Jihan bukannya tak tahu mengapa Fadel selalu memaksa Alvaro untuk melanjutkan studinya di bidang kedokteran. Ia tahu pasti. Bukan karena ia ingin anaknya menjadi dokter ataupun sesuatu yang berprofesi di bidang tersebut, tapi karena ia khawatir kalau Alvaro akan mendapatkan kekuatan tambahan dengan cara melanjutkan pendidikan di bidang manajemen bisnis maupun hal-hal yang mengarah pada social dan politik. Ia takut Alvaro akan mengetahui dasar berbisnis dan pola-pola penting dalam melobi hal-hal yang berkaitan dengan aset dan saham. Padahal, tanpa Fadel ketahui, Alvaro tidak sebodoh itu dalam membaca pola pikirnya. Lelaki itu memilki koneksi tersembunyi dengan orang-orang kepercayaan Jihan dahulu. Dan dari mereka lah Alvaro paham bagaimana cara membaca pasar saham dan berbagai macam teknik dalam berbisnis. Tak lupa, ia juga sering menanyakan satu dua hal pada konsultan pajak. Apa yang sebenarnya masih belum untuk Alvaro konsumsi di bangku SMA, dirinya telah mengetahui sebagian materi perkuliahan mahasiswa semester 5. Dia hebat bukan? Bertindak seperti orang bodoh adalah hal yang selama ini paling menarik Alvaro jalani.

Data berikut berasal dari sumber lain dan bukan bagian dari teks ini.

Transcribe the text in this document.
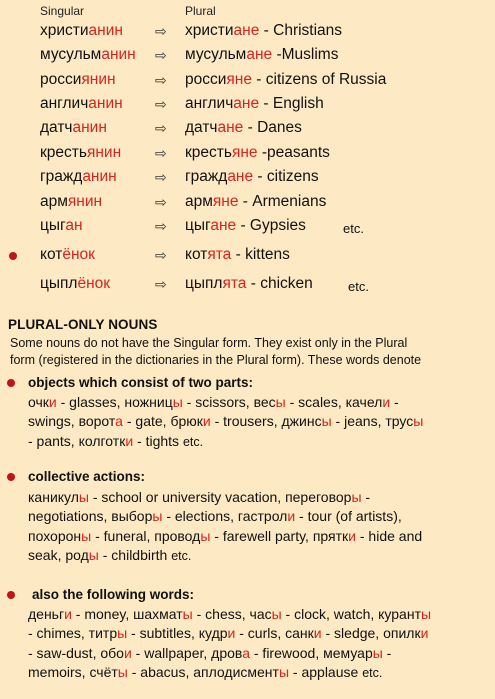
Singular	Plural
христианин ⇨ христиане - Christians
мусульманин ⇨ мусульмане -Muslims
россиянин	⇨ россияне - citizens of Russia
англичанин ⇨ англичане - English
датчанин	⇨ датчане - Danes
крестьянин ⇨ крестьяне -peasants
гражданин	⇨ граждане - citizens
армянин	⇨ армяне - Armenians
цыган	⇨ цыгане - Gypsies	etc.
котёнок	⇨ котята - kittens
цыплёнок	⇨ цыплята - chicken	etc.
PLURAL-ONLY NOUNS
Some nouns do not have the Singular form. They exist only in the Plural
form (registered in the dictionaries in the Plural form). These words denote
objects which consist of two parts:
очки - glasses, ножницы - scissors, весы - scales, качели -
swings, ворота - gate, брюки - trousers, джинсы - jeans, трусы
- pants, колготки - tights etc.
collective actions:
каникулы - school or university vacation, переговоры -
negotiations, выборы - elections, гастроли - tour (of artists),
похороны - funeral, проводы - farewell party, прятки - hide and
seak, роды - childbirth etc.
also the following words:
деньги - money, шахматы - chess, часы - clock, watch, куранты
- chimes, титры - subtitles, кудри - curls, санки - sledge, опилки
- saw-dust, обои - wallpaper, дрова - firewood, мемуары -
memoirs, счёты - abacus, аплодисменты - applause etc.
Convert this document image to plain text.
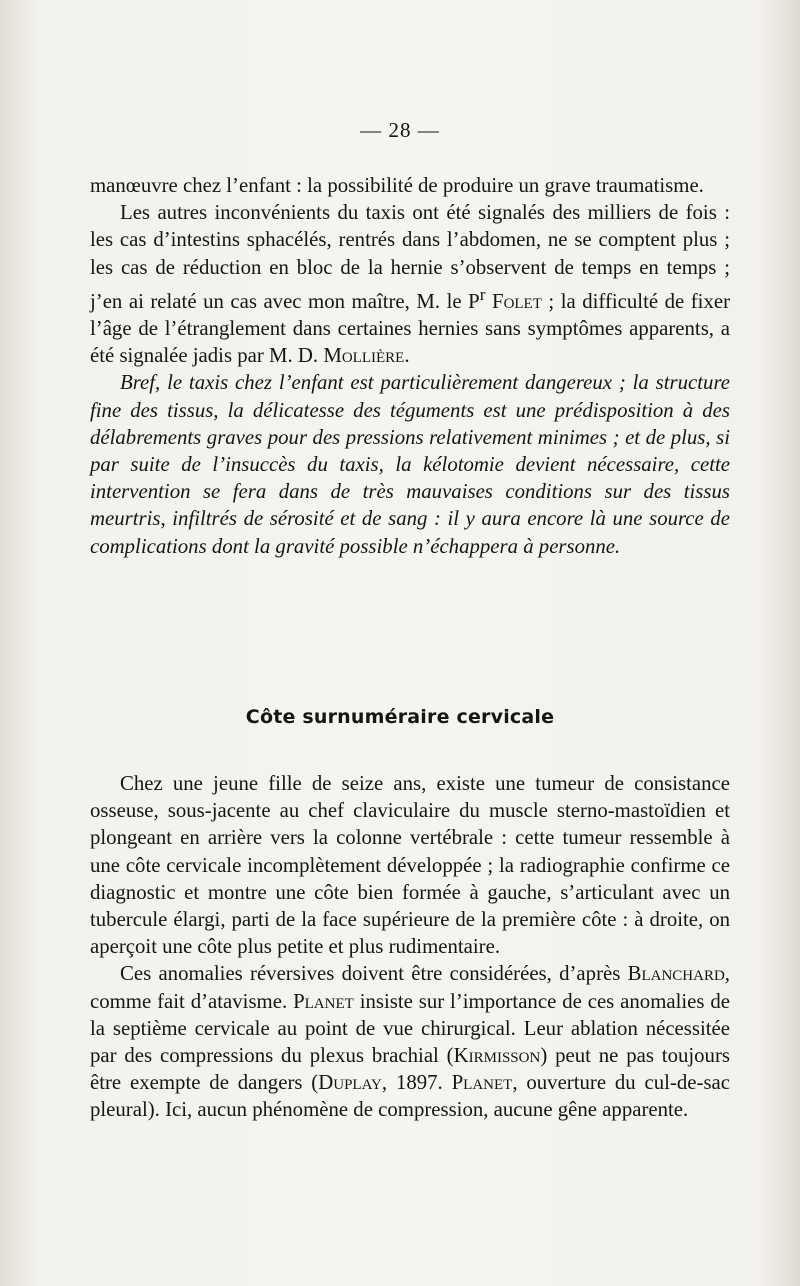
— 28 —

manœuvre chez l’enfant : la possibilité de produire un grave traumatisme.

Les autres inconvénients du taxis ont été signalés des milliers de fois : les cas d’intestins sphacélés, rentrés dans l’abdomen, ne se comptent plus ; les cas de réduction en bloc de la hernie s’observent de temps en temps ; j’en ai relaté un cas avec mon maître, M. le $P^r$ Folet ; la difficulté de fixer l’âge de l’étranglement dans certaines hernies sans symptômes apparents, a été signalée jadis par M. D. Mollière.

Bref, le taxis chez l’enfant est particulièrement dangereux ; la structure fine des tissus, la délicatesse des téguments est une prédisposition à des délabrements graves pour des pressions relativement minimes ; et de plus, si par suite de l’insuccès du taxis, la kélotomie devient nécessaire, cette intervention se fera dans de très mauvaises conditions sur des tissus meurtris, infiltrés de sérosité et de sang : il y aura encore là une source de complications dont la gravité possible n’échappera à personne.

Côte surnuméraire cervicale

Chez une jeune fille de seize ans, existe une tumeur de consistance osseuse, sous-jacente au chef claviculaire du muscle sterno-mastoïdien et plongeant en arrière vers la colonne vertébrale : cette tumeur ressemble à une côte cervicale incomplètement développée ; la radiographie confirme ce diagnostic et montre une côte bien formée à gauche, s’articulant avec un tubercule élargi, parti de la face supérieure de la première côte : à droite, on aperçoit une côte plus petite et plus rudimentaire.

Ces anomalies réversives doivent être considérées, d’après Blanchard, comme fait d’atavisme. Planet insiste sur l’importance de ces anomalies de la septième cervicale au point de vue chirurgical. Leur ablation nécessitée par des compressions du plexus brachial (Kirmisson) peut ne pas toujours être exempte de dangers (Duplay, 1897. Planet, ouverture du cul-de-sac pleural). Ici, aucun phénomène de compression, aucune gêne apparente.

“Kamu tau Alvaro…. ” ucap Fadel tiba-tiba bersuara sembari mengecek cairan infus yang menggantung dengan tatapan datar. “… brengseknya saya belum ada apa-apanya sama laki-laki itu.” Entah apa maksud Fadel berucap demikian, Jihan hanya bisa mengerutkan dahinya dengan serius dari ruangan lain. Penyadap suara dan kamera tersembunyi yang sudah di pasang hampir di setiap sudut ruangan ini tentu menangkap dengan jelas semua ucapan dan gerak-gerik lelaki tersebut. Jihan bersama orang-orang yang paling dipercayainya telah mempersiapkan ini semua dari semalam. Dan di sini lah Jihan kini berada, di sebuah ruangan yang kemarin hari baru Arsaka tinggalkan. Ruangan yang selama ini menjadi tempatnya berbaring selama proses penyembuhan dulu.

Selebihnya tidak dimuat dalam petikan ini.